On Tue, Nov 29, 2022 at 12:58 PM Yoni Lavi <yoni.lavi.p@gmail.com> wrote:
It does make your argument invalid though,

It makes that single sentence invalid, but the rest of my points still hold, e.g. the language makes no guarantee about hash consistency between executions, set order is not guaranteed, etc. are all still valid points. And as I said earlier, I also agree with the points made in the issue you linked to, so I'm still -0 on this.

-Brett
 
since it's based on this assumption that I was asking for a requirement on iteration order (e.g. like dict's iteration order = insertion order guarantee), which is not the case.

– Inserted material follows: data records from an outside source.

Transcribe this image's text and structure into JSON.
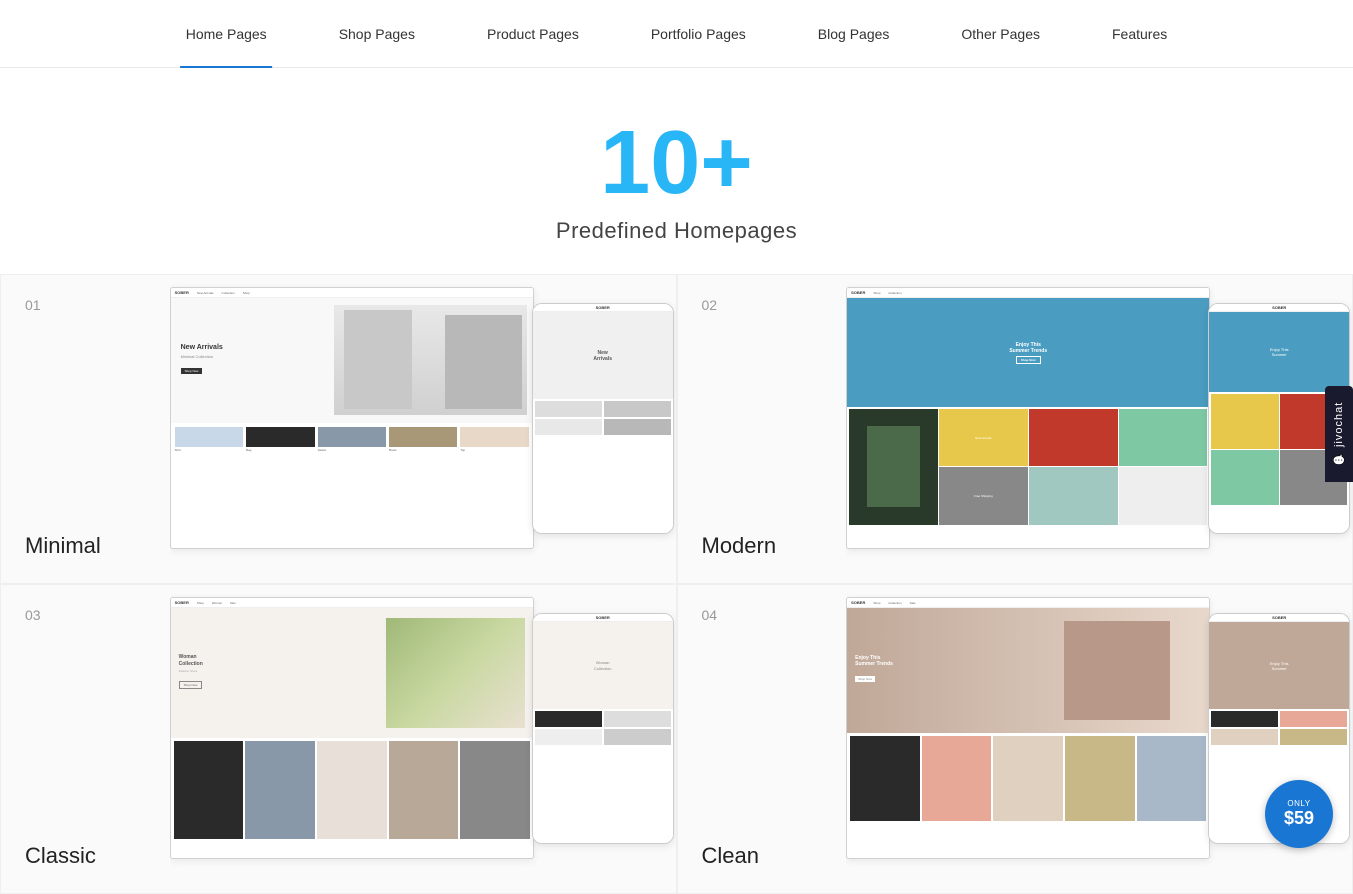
{
  "nav": {
    "items": [
      {
        "id": "home-pages",
        "label": "Home Pages",
        "active": true
      },
      {
        "id": "shop-pages",
        "label": "Shop Pages",
        "active": false
      },
      {
        "id": "product-pages",
        "label": "Product Pages",
        "active": false
      },
      {
        "id": "portfolio-pages",
        "label": "Portfolio Pages",
        "active": false
      },
      {
        "id": "blog-pages",
        "label": "Blog Pages",
        "active": false
      },
      {
        "id": "other-pages",
        "label": "Other Pages",
        "active": false
      },
      {
        "id": "features",
        "label": "Features",
        "active": false
      }
    ]
  },
  "hero": {
    "count": "10+",
    "subtitle": "Predefined Homepages"
  },
  "cards": [
    {
      "number": "01",
      "label": "Minimal",
      "type": "minimal"
    },
    {
      "number": "02",
      "label": "Modern",
      "type": "modern"
    },
    {
      "number": "03",
      "label": "Classic",
      "type": "classic"
    },
    {
      "number": "04",
      "label": "Clean",
      "type": "clean"
    }
  ],
  "jivochat": {
    "label": "jivochat"
  },
  "price_badge": {
    "only_label": "ONLY",
    "price": "$59"
  }
}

Again, determinism means that given all input data and commands fed to a data structure is the same, it will arrive at the same observable state, any time you start from scratch and replay this workload. In the context of sets, "all input data" includes the hashing function itself, and "observable state" also includes the order in which items will be returned if iterated. Note that there is NO requirement here on what that order might be.

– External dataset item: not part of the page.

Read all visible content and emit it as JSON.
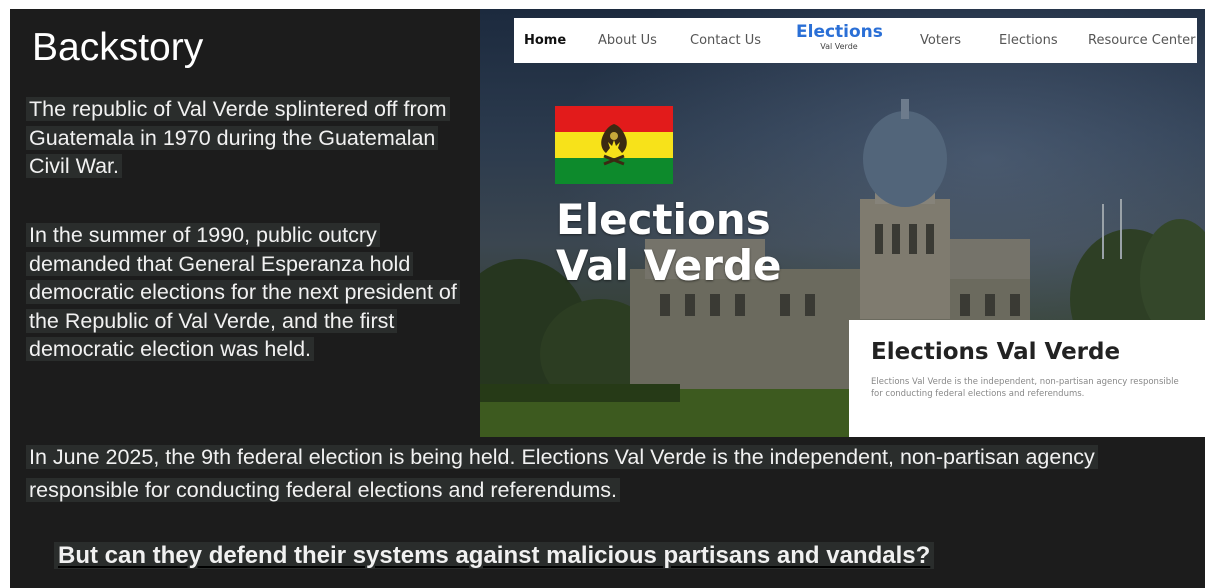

Under this definition, sets in Python are deterministic, and _always_ have been. And even outside of Python, there are aren't many cases where people willingly want to use data structures with non deterministic behavior. It usually involves concurrency (in the form of multithreading) and extreme performance requirements. And it's never the "standard" choice even in languages that do offer this. Determinism is generally considered as a valuable property in computation, at least when it is feasible to maintain it.